Found a nice little collection of test scenes: http://graphics.cs.williams.edu/data/meshes.xml (there are also commonly used images for postprocessing effects and such)

And I think the Global Illumination using radiance hints paper is missing in the GI links. The technique seems to create good (although quite low res) results, is fully dynamic and I have hopes that it could actually be used for games: http://graphics.cs.aueb.gr/graphics/docs/papers/RadianceHintsPreprint.pdf
There is also the presentation: http://www.highperformancegraphics.org/previous/www_2011/media/Papers/HPG2011_Papers_Papaioannou.pdf

The only real alternative seems to be voxel cone tracing, with the big disadvantage, that it needs the precomputed voxel data (which one can update in realtime, but preferably only for dynamic things close to the camera, at least that is what unreal engine 4 does according to some paper, which is probably already in hummels post).

To support many lights I am currently quite a fan of clustered shading, which splits the viewfrustum in tiles and adds the depth also.

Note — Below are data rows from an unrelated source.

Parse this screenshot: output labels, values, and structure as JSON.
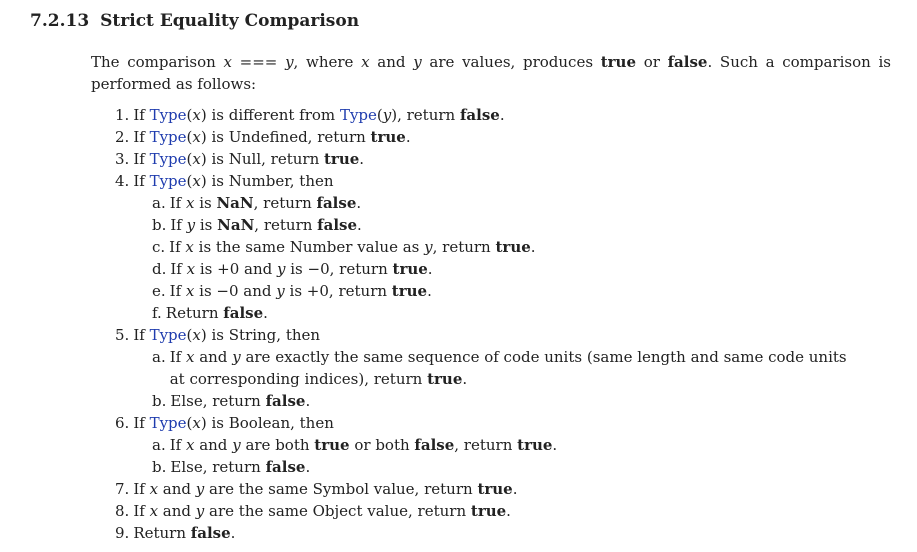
{
  "section": {
    "number": "7.2.13",
    "title": "Strict Equality Comparison"
  },
  "intro": {
    "p1": "The comparison ",
    "x": "x",
    "op": " === ",
    "y": "y",
    "p2": ", where ",
    "p3": " and ",
    "p4": " are values, produces ",
    "true": "true",
    "or": " or ",
    "false": "false",
    "p5": ". Such a comparison is performed as follows:"
  },
  "words": {
    "if": "If ",
    "type": "Type",
    "x": "x",
    "y": "y",
    "open": "(",
    "close": ")",
    "true": "true",
    "false": "false",
    "nan": "NaN",
    "plus0": "+0",
    "minus0": "−0"
  },
  "steps": [
    {
      "label": "1.",
      "mid": ") is different from ",
      "mid2": "), return ",
      "end": "."
    },
    {
      "label": "2.",
      "mid": ") is Undefined, return ",
      "end": "."
    },
    {
      "label": "3.",
      "mid": ") is Null, return ",
      "end": "."
    },
    {
      "label": "4.",
      "mid": ") is Number, then"
    },
    {
      "label": "5.",
      "mid": ") is String, then"
    },
    {
      "label": "6.",
      "mid": ") is Boolean, then"
    },
    {
      "label": "7.",
      "mid": " and ",
      "mid2": " are the same Symbol value, return ",
      "end": "."
    },
    {
      "label": "8.",
      "mid": " and ",
      "mid2": " are the same Object value, return ",
      "end": "."
    },
    {
      "label": "9.",
      "text": "Return ",
      "end": "."
    }
  ],
  "number_steps": [
    {
      "label": "a.",
      "mid": " is ",
      "mid2": ", return ",
      "end": "."
    },
    {
      "label": "b.",
      "mid": " is ",
      "mid2": ", return ",
      "end": "."
    },
    {
      "label": "c.",
      "mid": " is the same Number value as ",
      "mid2": ", return ",
      "end": "."
    },
    {
      "label": "d.",
      "mid": " is ",
      "mid2": " and ",
      "mid3": " is ",
      "mid4": ", return ",
      "end": "."
    },
    {
      "label": "e.",
      "mid": " is ",
      "mid2": " and ",
      "mid3": " is ",
      "mid4": ", return ",
      "end": "."
    },
    {
      "label": "f.",
      "text": "Return ",
      "end": "."
    }
  ],
  "string_steps": [
    {
      "label": "a.",
      "mid": " and ",
      "mid2": " are exactly the same sequence of code units (same length and same code units at corresponding indices), return ",
      "end": "."
    },
    {
      "label": "b.",
      "text": "Else, return ",
      "end": "."
    }
  ],
  "boolean_steps": [
    {
      "label": "a.",
      "mid": " and ",
      "mid2": " are both ",
      "mid3": " or both ",
      "mid4": ", return ",
      "end": "."
    },
    {
      "label": "b.",
      "text": "Else, return ",
      "end": "."
    }
  ]
}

The disadvantage is, that you get many small frustums for which has to be checked which light is visible, but there are some approaches to make it fast (my current brute force approach isn´t with about 25ms :P). The big advantage over tiled shading (the same without the depth part, but instead restricted to the actual visible lights) is, that the min max check is not needed for a good performance in complex scenes. The problem with it is, that it needs the scenes depth before the final rendering with lights AND it has to read the data on the cpu for the same frame, which is a serious cpu stall, especially with multithreaded opengl and double buffering, as it not only renders the depth there but also finishes rendering the lighting of the previous frame.